Natural Language and the Boundary of Ambiguity
What is lost when the same sort specification is written in natural language — the value of traceable definitions, and the power to localize ambiguity
Writing the same specification in natural language
So far we have descended from a VDM implicit specification into design, implementation, and tests (parts 1 and 2), and examined the premise of TDD without a specification (part 3). Finally, let us compare against the most common practice of all — a specification document in natural language. Here is the same sort specification, in plain words.
The input is a sequence of numbers, of size between 0 and 10^7. The output must be sorted.
At first glance there is nothing wrong with it. But what exactly does "sorted" mean? Ascending or descending? Are duplicate elements preserved? Must the output even be a rearrangement of the input? Look closer and "size" is ambiguous too — the length of the sequence, or the magnitude of the numbers? Nothing in this document lets you trace the answers. Just as with TDD, the reader has no choice but to infer the author's intent through common sense.
In VDM, definitions can be traced
In the VDM specification, "sorted" corresponds to the postcondition's IsPermutation(r, l) and IsOrdered(r). If either word feels ambiguous, you can follow its definition.
-- What does "sorted" mean? → look at the postcondition post IsPermutation(r, l) and IsOrdered(r); -- What is IsOrdered? → follow the definition IsOrdered : seq of int -> bool IsOrdered(l) == forall i, j in set inds l & i > j => l(i) >= l(j); -- What are forall / inds / l(i)? -- → their meaning is fixed by the VDM-SL standard (ISO/IEC 13817-1)
The forall, inds, and l(i) appearing inside IsOrdered are language constructs whose meaning is fixed by the VDM-SL language standard (ISO/IEC 13817-1). Every word in the specification, followed far enough, bottoms out in a rigorous definition.

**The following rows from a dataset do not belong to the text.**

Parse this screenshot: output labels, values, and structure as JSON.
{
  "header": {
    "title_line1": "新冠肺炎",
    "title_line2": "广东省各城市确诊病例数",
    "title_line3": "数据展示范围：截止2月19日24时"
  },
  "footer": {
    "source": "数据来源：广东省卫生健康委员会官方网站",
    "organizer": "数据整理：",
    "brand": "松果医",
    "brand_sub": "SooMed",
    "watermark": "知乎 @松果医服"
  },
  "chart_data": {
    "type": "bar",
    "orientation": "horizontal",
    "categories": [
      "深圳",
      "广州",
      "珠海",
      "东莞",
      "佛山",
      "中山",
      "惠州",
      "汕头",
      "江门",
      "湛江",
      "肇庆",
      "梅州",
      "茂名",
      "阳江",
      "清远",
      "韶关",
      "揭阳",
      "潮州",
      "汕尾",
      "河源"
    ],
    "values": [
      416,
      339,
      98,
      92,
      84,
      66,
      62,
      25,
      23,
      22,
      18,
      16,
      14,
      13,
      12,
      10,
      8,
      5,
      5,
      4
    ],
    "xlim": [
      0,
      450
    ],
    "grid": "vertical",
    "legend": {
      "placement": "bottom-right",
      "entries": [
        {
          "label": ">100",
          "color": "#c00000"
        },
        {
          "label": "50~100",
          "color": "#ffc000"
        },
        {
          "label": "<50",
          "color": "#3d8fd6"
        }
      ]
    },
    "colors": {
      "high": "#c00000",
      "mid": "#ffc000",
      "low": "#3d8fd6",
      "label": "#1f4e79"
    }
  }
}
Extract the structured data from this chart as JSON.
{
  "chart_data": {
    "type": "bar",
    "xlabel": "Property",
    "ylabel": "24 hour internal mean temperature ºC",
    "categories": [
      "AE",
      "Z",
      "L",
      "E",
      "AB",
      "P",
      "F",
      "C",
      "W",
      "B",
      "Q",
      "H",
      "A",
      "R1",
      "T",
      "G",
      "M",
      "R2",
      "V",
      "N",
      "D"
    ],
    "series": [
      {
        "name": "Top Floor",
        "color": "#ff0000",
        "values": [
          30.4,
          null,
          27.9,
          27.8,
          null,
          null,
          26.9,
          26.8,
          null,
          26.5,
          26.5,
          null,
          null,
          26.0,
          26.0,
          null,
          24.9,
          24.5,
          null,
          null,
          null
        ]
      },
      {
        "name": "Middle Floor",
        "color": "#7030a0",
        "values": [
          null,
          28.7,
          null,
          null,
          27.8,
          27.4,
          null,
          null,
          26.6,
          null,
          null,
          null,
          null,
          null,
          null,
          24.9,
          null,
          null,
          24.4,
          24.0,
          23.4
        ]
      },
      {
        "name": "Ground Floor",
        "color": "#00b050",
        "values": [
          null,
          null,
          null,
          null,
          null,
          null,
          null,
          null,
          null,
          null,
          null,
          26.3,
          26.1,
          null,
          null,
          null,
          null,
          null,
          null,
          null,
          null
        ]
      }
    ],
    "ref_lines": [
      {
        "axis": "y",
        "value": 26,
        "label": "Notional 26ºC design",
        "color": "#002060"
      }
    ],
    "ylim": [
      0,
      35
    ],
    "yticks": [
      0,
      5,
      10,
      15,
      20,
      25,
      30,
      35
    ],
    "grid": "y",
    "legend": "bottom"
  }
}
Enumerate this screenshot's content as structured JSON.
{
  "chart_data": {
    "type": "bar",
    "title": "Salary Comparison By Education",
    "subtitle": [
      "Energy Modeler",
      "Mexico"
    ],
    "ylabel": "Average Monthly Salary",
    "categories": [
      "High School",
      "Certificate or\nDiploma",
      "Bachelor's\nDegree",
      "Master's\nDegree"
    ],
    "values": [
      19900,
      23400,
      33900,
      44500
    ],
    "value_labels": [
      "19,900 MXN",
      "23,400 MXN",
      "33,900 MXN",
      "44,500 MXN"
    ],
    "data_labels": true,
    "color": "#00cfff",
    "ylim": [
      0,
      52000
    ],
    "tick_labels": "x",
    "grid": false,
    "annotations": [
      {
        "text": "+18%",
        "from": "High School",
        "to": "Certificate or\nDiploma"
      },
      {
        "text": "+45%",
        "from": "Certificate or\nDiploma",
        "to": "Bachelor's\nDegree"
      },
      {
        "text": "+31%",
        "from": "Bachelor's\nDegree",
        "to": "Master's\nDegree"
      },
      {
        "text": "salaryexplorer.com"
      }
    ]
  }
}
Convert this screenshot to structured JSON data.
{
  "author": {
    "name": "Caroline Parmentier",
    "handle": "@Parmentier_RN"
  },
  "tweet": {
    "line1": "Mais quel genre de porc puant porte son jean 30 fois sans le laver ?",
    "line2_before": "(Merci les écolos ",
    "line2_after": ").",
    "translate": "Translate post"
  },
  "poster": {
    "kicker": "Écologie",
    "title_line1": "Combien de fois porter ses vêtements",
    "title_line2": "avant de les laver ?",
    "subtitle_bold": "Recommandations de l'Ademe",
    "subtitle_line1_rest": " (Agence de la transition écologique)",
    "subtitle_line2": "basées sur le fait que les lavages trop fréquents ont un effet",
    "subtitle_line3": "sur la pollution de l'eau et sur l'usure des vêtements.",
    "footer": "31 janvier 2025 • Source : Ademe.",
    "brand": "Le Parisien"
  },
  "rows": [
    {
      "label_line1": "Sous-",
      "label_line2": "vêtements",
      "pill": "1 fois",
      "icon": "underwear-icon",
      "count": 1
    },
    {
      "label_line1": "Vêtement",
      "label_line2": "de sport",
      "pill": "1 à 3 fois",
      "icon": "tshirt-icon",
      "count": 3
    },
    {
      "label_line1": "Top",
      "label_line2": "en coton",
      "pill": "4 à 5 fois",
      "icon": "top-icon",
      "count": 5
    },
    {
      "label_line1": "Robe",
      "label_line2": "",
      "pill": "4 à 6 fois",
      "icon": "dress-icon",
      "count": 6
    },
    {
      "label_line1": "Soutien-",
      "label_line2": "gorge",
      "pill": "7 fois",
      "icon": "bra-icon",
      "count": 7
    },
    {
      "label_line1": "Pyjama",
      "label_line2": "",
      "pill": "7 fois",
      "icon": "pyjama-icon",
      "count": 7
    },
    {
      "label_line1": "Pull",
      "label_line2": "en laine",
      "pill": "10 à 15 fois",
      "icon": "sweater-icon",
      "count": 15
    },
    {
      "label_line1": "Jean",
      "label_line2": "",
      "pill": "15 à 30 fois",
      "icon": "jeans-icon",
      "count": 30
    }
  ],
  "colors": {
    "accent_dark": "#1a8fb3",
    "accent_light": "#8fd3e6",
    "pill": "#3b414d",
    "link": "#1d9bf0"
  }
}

There is no dead-end word — no term used without ever being defined.
Being able to trace the specification's vocabulary all the way down, leaving no word that relies on the reader's common sense — this is the decisive difference between formal specification and natural language.
Hard to see with sorting — fatal with culture-dependent concepts
Sorting is nearly self-evident to everyone, so in this example the gap with natural language looks small. But once a concept's definition varies across cultures, the same ambiguity becomes a chasm. Consider a requirement like the following.
The organization names in the output must not be the names of organizations that are problematic by social convention.
What exactly does "problematic by social convention" refer to? The interpretation differs by country, by industry, and by individual. A human team might proceed on "common sense will cover it" — the implicit premise of shared culture we saw on the previous page. But the moment interpretations diverge, this specification endorses several mutually contradictory implementations as "correct" at the same time.
Natural language can approach rigor by piling up footnotes and glossaries. But there is no way to objectively verify where ambiguity still remains. The ambiguity stays scattered across the text — unauditable.
Formal specification localizes ambiguity
Let us write the same requirement in VDM, replacing the diffuse phrase "problematic by social convention" with a referenceable definition.
types OrgName = seq of char; functions -- blocked : the set of organization names published by -- organization A as classification list α IsAcceptable : OrgName * set of OrgName -> bool IsAcceptable(name, blocked) == not (name in set blocked);
The diffuse phrase has become the precise predicate not (name in set blocked), and what blocked refers to — the set of organization names published by organization A as classification list α — is recorded as an annotation in exactly one place. Within the formalization, blocked is treated as a given set. Of course, ambiguity has not dropped to zero. Whether list α is appropriate, and when updates propagate — those remain outside the formalization.
What matters is that the remaining ambiguity has been localized into a single name: blocked. Exactly how far the specification is rigorous, and where the external reference begins — anyone can point to that boundary objectively. The review question changes from the vague "is there ambiguity somewhere in this text?" to the concrete "are the definition and governance of list α sound?".
The value of formal specification is not the total elimination of ambiguity. It is localizing the unavoidable ambiguity into named symbols, so that the boundary with the rigorous part can be pointed to mechanically. Verification and proof are possible precisely because that boundary is explicit.
Summary: four perspectives
The specification fixed the what (part 1); it was traced into design, implementation, and tests (part 2); development without a specification stood on the premise of shared culture and common sense (part 3); and natural-language specifications could not be audited for where their ambiguity lives (part 4). A vocabulary whose definitions can be traced all the way down, and an explicit boundary of ambiguity — this is why contracts in multi-agent development, where heterogeneous agents cooperate, need a formal language.